Hagerty Buys the Amelia Island Concours d’Elegance

Classic car insurance company Hagerty announced Wednesday it acquired the Amelia Island Concours d’Elegance, held each March on tiny Amelia Island, off the coast of Jacksonville, Florida.

Terms of the acquisition were not disclosed. The shows founder, Bill Warner, 78, will remain as Chairman Emeritus. Warner founded the show in 1996, and it’s evolved into a must-attend event for car enthusiasts.

2021 Best in Show Concours dElegance 1926 Hispano-Suiza H6B Cabriolet
The 2021 Best in Show Concours dElegance was the 1926 Hispano-Suiza H6B Cabriolet.

“Our objective is to knit the enthusiast community together in a way that supports and protects the future of car culture,” said McKeel Hagerty, CEO of Hagerty, in a statement. “We are incredibly proud to have the opportunity to build upon and scale Bill’s vision.”

A growing portfolio

Hagerty’s move adds to their growing portfolio of top-notch automotive events. The company now owns some of the premiere automotive concours in the country, including Concours d’Elegance of America, the California Mille, and the Greenwich Concours d’Elegance.

It also hosts Hagerty’s Festival of the Unexceptional in the United Kingdom, with the next show slated to occur July 31. In addition, the company takes part in more than 2,500 automotive events annually.  

Warner had been looking to bring in someone to take over the show for several years, but to little avail. Rumors have been circulating for weeks that a sale was imminent, but word did not leak out until Wednesday, with the issuing of a press release and a letter to the judging staff. 

2021 Best in Show Concours de Sport
The 2021 Best in Show Concours de Sport was the 1974 Shadow DN4.

A legacy in the collector car community

Warner founded the vent looking to infuse the staid world of the concours with the passion of motorsports. That dual passion could be seen in Warner’s insistence that a Best in Show award be given to one production car and one race car, as Warner felt that race cars always got slighted at concours. The innovation has been copied by other American automotive events.
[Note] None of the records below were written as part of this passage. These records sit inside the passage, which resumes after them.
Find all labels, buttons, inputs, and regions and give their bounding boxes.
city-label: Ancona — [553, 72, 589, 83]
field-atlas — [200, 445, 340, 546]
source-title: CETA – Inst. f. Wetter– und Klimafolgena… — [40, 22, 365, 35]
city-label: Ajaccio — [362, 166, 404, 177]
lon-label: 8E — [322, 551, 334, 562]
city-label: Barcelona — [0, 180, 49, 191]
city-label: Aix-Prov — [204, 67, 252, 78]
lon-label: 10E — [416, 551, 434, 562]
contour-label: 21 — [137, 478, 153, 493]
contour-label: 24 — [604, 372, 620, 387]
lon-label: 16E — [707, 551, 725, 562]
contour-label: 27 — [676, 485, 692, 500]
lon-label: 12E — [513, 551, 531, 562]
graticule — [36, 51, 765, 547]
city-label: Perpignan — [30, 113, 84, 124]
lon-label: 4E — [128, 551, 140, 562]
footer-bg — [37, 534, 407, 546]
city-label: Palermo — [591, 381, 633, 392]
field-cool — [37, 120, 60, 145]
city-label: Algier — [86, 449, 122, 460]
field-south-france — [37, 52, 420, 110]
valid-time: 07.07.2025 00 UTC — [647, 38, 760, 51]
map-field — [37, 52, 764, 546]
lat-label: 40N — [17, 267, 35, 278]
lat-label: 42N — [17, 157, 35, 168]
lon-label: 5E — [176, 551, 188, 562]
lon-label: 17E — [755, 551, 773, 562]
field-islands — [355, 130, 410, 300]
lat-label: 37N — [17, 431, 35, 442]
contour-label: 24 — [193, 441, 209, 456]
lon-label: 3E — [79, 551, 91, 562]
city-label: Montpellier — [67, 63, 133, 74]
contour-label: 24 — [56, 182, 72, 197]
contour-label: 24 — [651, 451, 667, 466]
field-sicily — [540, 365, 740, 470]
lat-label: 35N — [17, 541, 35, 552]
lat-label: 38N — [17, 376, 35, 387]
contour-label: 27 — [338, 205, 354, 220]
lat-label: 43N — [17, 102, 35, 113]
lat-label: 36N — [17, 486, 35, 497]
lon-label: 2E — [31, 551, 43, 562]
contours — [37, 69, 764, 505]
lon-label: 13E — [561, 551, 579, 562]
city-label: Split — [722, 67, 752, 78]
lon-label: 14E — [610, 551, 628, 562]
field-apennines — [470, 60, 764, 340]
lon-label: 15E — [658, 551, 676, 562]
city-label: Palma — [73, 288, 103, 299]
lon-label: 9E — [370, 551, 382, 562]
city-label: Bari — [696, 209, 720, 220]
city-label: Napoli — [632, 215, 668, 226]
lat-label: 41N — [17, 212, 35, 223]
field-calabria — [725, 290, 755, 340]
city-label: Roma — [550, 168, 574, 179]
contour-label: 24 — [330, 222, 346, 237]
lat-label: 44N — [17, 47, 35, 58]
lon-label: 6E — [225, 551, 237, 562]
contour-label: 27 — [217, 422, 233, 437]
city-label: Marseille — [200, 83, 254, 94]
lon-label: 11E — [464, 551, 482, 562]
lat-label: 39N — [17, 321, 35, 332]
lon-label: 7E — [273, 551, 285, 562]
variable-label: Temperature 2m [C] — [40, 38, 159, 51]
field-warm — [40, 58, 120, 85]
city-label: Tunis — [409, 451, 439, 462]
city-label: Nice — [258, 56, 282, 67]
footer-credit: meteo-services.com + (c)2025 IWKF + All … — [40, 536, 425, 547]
The most recent show, held May 23, Best in Show, Concours d’Elegance awarded to a 926 Hispano-Suiza H6B Cabriolet, while Best in Show, Concours de Sport went to a 1974 Shadow DN4.

Held on the grounds of the Ritz Carlton Amelia Island for the past 26 years, the event has raised more than $3.75 million for charity.

Marketed as “The Aristocrats of Motordom,” Bakers were widely admired. Thomas Edison owned one. President Taft bought one for the first White House automotive fleet.

But the show reflects its location, held on an island that’s home to the show’s venue, the Ritz-Carlton, as well as funky, thanks to Fernandina Beach, a low-key Southern town with an eclectic main street and home to Florida’s oldest continuously operating bar. 

The show is very much a reflection of Warner, and his passion for anything automotive. Warner, a Jacksonville native, spent years photographing races at Sebring and Daytona for Road & Track and Sports Car Graphic.

While the Pebble Beach Concours d’Elegance, founded in 1950 and America’s first, considers itself the most important collector car show, many collectors prefer Amelia, which has quickly risen to challenge its hidebound rival. It’s hard to imagine the stuffy California show fielding Chevrolet Corvairs or yellow Italian sports cars or beach cars. To Warner, it’s all about pushing the envelope on what’s expected at a concours. 

“Those two fairways are my canvas, and the cars are my oils,” Warner told the Tribune News Service of his show field at the Ritz Carlton in 2015. “Everyone has the same canvas; everyone has the same oils. You just have to have the creativity to come up with something special.”

Considered the oldest surviving electric car, the Electrobat IV was developed by chemist Pedro Salom and engineer Henry Morris, who received the first U.S. patent for the electric car in 1894.

That, and a healthy dose of Warner’s Southern charm, has endeared the show to many, including automakers such as General Motors, McLaren, Porsche and Mercedes-Benz, as well as some the top race car drivers, car designers and industry executives. 

In the same Tribune News Service story, Warner also knew his time with the show might coming to a close. “I think the hardest thing for me to pass on is my demented automotive mind. You have to understand the feng shui of the show. It’s not just about lining cars up.” 

An old tradition

A modern-day concours d’elegance is little more than a 21st century update of a 19th century tradition, where wealthy carriage owners would meet and compete to see who had the best carriage. Owners were asked to compete by invitation only, you couldn’t pay to compete, a tradition that continues today. The name concours d’elegance is a French term meaning “a competition of elegance,” and only the finest, rarest cars are asked to compete.

The concours season starts in Florida in March with the Amelia Island Concours d’Elegance, hits a crescendo with California’s Pebble Beach Concours d’Elegance, and wraps up with the South Carolina’s Hilton Head Island Concours d’Elegance in November.